Astronomy, born from humanity’s innate curiosity about the stars, has long been a catalyst for revolutionary discoveries. As AI technology advances, intelligent agents powered by large language models (LLMs) are opening up opportunities for astronomers to explore the universe more effectively and unlock its mysteries.
This technological shift is shaping a discipline that, while specialized, has long driven scientific progress. While astronomy occasionally captures public attention through Nobel Prize-winning discoveries, much of astronomers’ work unfolds far from the spotlight. At its core, the discipline seeks to explain the universe’s vast array of phenomena—from the behavior of hydrogen atoms to the dynamics of entire galaxies.

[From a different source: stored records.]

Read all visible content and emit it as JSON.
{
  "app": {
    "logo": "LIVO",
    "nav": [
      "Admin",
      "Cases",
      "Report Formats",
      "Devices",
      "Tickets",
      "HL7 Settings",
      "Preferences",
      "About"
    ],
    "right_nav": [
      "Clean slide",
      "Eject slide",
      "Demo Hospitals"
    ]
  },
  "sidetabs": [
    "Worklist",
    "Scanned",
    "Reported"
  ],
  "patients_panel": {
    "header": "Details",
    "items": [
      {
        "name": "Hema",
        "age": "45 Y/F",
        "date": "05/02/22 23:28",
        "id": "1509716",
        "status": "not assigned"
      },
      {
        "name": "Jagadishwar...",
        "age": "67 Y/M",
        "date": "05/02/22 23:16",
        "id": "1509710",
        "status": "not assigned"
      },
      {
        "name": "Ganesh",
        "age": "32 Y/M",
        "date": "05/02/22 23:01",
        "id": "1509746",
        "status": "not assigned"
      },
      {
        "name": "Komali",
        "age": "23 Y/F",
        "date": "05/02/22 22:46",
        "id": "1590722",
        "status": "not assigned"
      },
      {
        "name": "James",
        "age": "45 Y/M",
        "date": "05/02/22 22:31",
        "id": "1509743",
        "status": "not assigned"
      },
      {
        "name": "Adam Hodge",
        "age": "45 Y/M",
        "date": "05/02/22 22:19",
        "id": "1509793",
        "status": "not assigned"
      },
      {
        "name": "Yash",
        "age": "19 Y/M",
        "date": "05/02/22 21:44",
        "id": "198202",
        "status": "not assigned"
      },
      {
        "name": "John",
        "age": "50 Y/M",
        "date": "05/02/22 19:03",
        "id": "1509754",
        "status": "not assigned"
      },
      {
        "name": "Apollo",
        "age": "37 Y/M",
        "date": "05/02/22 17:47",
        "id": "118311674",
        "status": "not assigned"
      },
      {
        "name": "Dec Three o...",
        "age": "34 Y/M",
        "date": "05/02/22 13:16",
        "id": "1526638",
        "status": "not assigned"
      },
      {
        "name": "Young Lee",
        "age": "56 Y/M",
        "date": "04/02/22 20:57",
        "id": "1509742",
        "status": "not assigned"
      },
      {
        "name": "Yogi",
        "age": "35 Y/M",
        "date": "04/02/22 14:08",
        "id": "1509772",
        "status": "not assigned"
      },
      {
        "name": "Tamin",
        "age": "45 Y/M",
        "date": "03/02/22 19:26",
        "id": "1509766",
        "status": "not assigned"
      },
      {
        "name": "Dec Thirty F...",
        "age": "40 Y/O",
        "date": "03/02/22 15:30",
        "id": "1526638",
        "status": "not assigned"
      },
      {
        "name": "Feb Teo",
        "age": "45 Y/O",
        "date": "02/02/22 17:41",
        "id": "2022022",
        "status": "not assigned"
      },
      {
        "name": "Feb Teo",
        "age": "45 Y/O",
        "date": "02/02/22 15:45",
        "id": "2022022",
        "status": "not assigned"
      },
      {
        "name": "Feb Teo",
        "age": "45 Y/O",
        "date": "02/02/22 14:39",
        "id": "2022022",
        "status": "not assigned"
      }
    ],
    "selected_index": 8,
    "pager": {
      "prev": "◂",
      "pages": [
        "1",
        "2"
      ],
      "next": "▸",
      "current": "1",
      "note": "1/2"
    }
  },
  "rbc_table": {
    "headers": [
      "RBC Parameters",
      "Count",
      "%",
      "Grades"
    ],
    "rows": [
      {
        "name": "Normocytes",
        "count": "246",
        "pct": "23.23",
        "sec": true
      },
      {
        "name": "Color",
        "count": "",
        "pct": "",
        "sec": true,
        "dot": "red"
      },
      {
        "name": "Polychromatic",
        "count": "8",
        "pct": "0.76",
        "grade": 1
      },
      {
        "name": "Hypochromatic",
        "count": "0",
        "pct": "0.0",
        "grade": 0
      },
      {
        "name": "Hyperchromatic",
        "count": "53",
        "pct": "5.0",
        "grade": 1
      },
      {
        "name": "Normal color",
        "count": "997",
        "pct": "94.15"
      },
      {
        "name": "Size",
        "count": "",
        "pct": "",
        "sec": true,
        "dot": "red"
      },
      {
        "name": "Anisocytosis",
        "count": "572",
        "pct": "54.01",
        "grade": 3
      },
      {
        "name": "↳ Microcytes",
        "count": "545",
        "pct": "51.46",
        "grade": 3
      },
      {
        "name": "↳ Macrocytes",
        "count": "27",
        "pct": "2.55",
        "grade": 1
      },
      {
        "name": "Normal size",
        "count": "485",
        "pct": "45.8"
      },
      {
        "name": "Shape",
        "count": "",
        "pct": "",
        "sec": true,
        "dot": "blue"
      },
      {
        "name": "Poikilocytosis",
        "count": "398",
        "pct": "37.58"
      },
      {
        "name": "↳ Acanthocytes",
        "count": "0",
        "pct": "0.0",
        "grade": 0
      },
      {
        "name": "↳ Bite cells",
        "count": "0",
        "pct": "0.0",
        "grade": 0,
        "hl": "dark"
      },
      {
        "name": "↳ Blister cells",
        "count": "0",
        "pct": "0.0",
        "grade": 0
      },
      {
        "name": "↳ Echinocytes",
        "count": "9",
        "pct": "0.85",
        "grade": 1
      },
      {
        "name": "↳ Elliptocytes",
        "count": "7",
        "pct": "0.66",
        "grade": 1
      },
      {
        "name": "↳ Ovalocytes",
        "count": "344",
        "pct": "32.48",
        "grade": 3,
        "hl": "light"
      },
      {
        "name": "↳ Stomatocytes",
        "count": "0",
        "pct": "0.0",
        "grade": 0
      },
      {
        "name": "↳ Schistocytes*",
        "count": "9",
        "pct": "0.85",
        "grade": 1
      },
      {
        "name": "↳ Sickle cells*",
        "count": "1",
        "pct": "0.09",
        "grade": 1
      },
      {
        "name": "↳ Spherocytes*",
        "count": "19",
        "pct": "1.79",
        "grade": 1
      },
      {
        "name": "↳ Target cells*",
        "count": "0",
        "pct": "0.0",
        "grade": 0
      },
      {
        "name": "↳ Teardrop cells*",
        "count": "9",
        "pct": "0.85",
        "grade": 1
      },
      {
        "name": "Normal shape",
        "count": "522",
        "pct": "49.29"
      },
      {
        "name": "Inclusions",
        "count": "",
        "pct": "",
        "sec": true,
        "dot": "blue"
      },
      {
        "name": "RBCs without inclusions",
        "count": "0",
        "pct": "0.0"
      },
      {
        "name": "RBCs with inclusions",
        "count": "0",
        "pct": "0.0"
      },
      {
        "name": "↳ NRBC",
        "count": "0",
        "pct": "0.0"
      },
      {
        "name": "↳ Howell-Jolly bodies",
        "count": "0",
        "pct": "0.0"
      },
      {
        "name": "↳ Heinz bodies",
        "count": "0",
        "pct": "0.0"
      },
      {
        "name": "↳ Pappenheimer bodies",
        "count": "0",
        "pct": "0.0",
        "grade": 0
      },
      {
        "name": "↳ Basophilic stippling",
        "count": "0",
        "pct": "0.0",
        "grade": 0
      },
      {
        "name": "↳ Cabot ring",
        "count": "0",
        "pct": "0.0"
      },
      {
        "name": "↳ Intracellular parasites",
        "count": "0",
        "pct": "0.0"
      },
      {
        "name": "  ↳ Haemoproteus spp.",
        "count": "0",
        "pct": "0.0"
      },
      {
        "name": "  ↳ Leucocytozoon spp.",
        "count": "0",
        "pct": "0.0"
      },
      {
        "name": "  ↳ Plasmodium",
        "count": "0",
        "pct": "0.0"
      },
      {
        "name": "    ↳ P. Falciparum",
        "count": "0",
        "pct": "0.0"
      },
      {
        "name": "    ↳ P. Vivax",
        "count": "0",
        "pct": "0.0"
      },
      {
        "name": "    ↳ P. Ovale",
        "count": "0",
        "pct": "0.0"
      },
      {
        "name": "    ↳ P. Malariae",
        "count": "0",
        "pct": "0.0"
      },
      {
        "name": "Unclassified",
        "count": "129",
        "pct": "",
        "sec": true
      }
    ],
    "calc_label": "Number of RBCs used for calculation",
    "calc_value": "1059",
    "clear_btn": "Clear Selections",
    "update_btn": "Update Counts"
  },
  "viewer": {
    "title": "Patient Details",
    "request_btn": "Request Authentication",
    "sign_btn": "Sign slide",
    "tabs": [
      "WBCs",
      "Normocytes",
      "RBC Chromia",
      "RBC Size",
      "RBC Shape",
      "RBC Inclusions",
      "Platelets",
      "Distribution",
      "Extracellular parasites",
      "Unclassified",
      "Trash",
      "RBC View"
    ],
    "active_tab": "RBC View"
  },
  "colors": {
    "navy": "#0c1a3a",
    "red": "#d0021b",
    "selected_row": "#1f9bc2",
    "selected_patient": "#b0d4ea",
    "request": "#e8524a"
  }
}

Two distinct challenges set astronomy apart from other sciences, shaping how astronomers approach discovery:
- Extreme physical conditions make direct experimentation impossible, as replicating the environments of celestial bodies in a laboratory is infeasible. This limitation leaves many astronomical theories subject to debate, with even small questions often giving rise to numerous competing hypotheses that may remain unresolved for decades.
- Because astronomy has few practical applications, its impact is often indirect. Unlike fields like biotechnology or material science, astronomy rarely yields direct, tangible benefits. Instead, its value often lies in providing foundational insights that support progress in other disciplines. For example, observations of the Sun’s spectral lines were pivotal to the development of quantum mechanics, while studies of Mercury’s orbit offered the first confirmation of Einstein’s theory of general relativity.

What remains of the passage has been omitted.